For overview of how these numbers are applied go to: Green Energy-overview


“Generally speaking, a 1000 pound cow will produce about 82 lbs of manure daily. Most cows are bigger than this.”
82 lbs/day manure / 2.2 lbs/kg = 37.2 kg/day manure.
I USE 20 kg/day cow manure to allow for leaving manure in the fields.
Table 1 “Beef Manure (Outdoor Pen) 10 Wet Mass Methane Potential (m3 CH4/1000 kg)” standard (1 atmosphere pressure and 20 C) Table 1
10 m3 CH4/1000 kg Wet Mass = 10 liters methane/kg manure
I USE 10 liters of methane/kg of cow manure.
I include cow manure mostly to get lots of the microbes that do the digesting. The four chamber stomachs of cows take the time to produce plenty of the microbes that do the digesting, but leave relatively little of the stuff to be digested.
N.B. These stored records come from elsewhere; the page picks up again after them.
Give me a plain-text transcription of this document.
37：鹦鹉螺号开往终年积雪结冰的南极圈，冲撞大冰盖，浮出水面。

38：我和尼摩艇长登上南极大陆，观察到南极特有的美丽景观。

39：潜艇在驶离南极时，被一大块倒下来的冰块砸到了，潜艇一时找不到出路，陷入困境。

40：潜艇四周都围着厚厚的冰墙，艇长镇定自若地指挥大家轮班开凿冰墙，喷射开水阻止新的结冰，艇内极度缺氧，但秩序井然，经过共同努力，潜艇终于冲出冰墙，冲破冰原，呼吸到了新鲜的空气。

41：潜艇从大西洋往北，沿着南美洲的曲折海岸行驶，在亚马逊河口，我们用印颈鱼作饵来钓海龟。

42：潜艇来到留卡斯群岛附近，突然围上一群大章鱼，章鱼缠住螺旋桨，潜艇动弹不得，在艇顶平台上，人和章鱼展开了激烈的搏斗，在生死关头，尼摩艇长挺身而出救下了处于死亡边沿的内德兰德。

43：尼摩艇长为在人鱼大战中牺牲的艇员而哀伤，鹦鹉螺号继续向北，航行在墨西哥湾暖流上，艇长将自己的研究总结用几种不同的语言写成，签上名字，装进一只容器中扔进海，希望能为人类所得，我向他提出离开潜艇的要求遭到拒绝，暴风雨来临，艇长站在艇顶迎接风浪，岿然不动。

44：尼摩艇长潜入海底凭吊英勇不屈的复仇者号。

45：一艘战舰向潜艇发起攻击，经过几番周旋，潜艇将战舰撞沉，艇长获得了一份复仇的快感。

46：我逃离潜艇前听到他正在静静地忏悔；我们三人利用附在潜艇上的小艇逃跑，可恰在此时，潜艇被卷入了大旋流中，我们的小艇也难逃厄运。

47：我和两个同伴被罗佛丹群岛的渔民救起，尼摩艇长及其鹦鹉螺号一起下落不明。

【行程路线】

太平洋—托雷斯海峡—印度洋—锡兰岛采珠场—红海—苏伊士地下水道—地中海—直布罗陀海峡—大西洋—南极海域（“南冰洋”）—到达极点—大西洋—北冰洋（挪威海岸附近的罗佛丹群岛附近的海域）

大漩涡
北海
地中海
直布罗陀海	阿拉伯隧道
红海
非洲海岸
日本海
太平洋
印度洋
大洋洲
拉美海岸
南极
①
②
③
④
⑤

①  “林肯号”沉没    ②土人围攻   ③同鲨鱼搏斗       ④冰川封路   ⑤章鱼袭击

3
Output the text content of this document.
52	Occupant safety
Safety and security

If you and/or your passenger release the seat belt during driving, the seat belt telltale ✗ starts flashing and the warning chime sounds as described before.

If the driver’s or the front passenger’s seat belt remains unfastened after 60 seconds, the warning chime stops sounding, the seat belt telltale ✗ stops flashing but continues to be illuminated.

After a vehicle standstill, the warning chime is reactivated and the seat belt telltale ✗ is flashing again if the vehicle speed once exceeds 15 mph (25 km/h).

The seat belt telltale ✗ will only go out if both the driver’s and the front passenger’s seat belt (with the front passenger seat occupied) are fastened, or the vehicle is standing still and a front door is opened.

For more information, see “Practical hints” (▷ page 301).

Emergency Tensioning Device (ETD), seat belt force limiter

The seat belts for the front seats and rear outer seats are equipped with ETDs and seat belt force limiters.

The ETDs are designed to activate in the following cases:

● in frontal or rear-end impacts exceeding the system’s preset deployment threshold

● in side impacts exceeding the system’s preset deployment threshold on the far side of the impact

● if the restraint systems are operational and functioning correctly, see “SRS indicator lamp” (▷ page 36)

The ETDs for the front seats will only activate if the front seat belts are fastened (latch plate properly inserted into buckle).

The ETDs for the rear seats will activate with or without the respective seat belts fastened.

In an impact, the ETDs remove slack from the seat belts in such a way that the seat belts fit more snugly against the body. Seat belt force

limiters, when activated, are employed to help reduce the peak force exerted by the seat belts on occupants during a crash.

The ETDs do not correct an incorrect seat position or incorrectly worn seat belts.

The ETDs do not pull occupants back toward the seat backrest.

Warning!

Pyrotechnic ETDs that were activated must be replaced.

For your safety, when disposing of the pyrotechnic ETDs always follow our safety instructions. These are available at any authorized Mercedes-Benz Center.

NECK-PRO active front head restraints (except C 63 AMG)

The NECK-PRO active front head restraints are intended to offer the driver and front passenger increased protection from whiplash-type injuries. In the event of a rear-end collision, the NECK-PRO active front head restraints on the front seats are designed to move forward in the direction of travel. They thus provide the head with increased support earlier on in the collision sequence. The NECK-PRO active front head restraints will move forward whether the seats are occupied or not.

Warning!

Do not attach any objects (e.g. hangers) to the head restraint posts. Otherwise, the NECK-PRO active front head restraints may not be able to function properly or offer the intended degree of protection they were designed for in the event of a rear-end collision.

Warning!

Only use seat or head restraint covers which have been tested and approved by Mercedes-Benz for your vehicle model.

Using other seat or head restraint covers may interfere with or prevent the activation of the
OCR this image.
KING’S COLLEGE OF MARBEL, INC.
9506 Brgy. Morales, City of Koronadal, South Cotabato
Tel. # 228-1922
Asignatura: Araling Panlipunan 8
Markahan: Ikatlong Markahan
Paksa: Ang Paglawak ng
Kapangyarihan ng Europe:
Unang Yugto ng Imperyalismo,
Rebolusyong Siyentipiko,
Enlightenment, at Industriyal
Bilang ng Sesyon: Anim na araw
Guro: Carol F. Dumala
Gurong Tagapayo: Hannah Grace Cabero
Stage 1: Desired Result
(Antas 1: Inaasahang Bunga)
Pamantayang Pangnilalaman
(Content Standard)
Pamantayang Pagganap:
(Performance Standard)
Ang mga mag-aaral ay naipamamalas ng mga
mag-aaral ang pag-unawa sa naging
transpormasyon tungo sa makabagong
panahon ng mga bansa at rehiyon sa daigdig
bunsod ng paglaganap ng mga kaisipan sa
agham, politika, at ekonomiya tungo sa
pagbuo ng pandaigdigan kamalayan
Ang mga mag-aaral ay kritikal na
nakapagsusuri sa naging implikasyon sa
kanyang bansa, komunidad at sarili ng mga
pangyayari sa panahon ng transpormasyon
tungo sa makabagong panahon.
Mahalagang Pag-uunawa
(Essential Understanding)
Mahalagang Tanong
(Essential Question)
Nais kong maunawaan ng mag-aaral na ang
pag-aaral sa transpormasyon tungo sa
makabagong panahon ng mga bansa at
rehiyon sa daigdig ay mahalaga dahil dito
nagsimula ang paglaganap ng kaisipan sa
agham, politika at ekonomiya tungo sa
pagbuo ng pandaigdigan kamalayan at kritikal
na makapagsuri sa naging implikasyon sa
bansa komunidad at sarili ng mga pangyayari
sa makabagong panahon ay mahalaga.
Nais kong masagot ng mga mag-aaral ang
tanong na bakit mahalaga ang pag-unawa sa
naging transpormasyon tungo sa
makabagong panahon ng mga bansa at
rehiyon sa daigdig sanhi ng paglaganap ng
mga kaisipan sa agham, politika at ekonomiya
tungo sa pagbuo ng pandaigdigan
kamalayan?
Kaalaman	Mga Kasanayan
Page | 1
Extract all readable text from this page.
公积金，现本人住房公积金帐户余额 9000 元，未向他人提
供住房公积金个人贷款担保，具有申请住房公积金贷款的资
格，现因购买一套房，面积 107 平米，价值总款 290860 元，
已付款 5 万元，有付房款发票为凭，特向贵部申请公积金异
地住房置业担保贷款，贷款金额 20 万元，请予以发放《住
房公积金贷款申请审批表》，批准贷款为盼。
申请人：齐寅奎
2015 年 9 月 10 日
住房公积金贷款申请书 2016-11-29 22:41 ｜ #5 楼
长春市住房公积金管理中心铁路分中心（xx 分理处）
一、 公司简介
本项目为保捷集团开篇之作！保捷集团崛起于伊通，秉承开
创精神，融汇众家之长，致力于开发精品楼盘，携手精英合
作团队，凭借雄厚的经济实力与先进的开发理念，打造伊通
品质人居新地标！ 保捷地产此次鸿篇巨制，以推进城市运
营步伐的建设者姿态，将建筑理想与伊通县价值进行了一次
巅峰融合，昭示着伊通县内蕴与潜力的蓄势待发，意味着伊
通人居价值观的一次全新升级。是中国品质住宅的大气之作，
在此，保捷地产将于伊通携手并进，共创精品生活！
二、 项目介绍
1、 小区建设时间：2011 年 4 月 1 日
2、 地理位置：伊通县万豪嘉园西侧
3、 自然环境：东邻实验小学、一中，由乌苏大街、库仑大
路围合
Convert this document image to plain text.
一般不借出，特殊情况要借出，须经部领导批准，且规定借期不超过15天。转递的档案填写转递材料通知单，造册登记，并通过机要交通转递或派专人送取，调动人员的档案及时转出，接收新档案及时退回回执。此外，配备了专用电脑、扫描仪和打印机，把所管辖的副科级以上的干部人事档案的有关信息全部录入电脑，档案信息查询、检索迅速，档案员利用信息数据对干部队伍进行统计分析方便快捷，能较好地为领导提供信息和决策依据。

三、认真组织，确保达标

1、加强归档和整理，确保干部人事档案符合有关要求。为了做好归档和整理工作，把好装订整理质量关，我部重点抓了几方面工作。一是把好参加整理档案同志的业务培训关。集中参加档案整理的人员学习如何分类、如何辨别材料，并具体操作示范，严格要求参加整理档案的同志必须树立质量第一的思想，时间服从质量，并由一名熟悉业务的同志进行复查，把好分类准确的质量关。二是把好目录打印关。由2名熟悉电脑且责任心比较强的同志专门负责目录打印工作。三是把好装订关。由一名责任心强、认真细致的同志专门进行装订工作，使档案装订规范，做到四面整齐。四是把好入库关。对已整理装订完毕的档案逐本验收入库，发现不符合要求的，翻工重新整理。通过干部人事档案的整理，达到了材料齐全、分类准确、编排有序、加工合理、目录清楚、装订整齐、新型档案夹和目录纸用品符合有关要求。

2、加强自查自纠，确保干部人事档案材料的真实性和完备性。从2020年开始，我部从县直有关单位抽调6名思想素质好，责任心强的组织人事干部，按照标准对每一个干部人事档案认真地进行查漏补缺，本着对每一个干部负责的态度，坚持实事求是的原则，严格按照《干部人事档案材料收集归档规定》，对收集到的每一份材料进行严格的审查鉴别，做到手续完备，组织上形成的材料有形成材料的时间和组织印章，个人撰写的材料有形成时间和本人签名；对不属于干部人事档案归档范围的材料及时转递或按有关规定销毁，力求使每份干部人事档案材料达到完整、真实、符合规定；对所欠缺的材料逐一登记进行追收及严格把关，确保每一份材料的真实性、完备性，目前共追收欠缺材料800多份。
1 cow * 20 kg/day manure * 7 days = 140 kg manure
140 kg manure * 10 liters of methane/kg of manure = 1,400 liters methane
1,400 liters methane * 0.044 mol/liter = 61 mol methane
61 mol methane * 0.247 kWh/mol methane = 15 kWh methane/cow/week

“One horse (defined here as a 454 kg (1000 lb) animal) produces roughly 17 kg (37lb) feces and 9 L (2.4 gal) of urine per day”
“A 1,000-pound horse produces about 31 lbs of feces and 2.4 gallons of urine daily…”
Interesting to see the sources not match.
31 lbs horse manure/day / 2.2 kg/pound = 14 kg horse manure/day
I USE 7 kg/day horse manure to allow for leaving manure in the fields.
“methane production potential of horse manure averaged over all batch experiments was 139 ± 65 mL methane per g horse manure VS”
VS is basically the methane producing part of the stuff to be digested. VS varies widely so I have taken the minimum methane production from the experiments.
139-65 mL methane/g horse manure = 74 liters methane/kg horse manure
I USE 75 liters methane/kg horse manure.
The single chamber stomachs of horses process food more quickly than cows so they provide much less of the microbes, but have not removed as much of the stuff to be digested.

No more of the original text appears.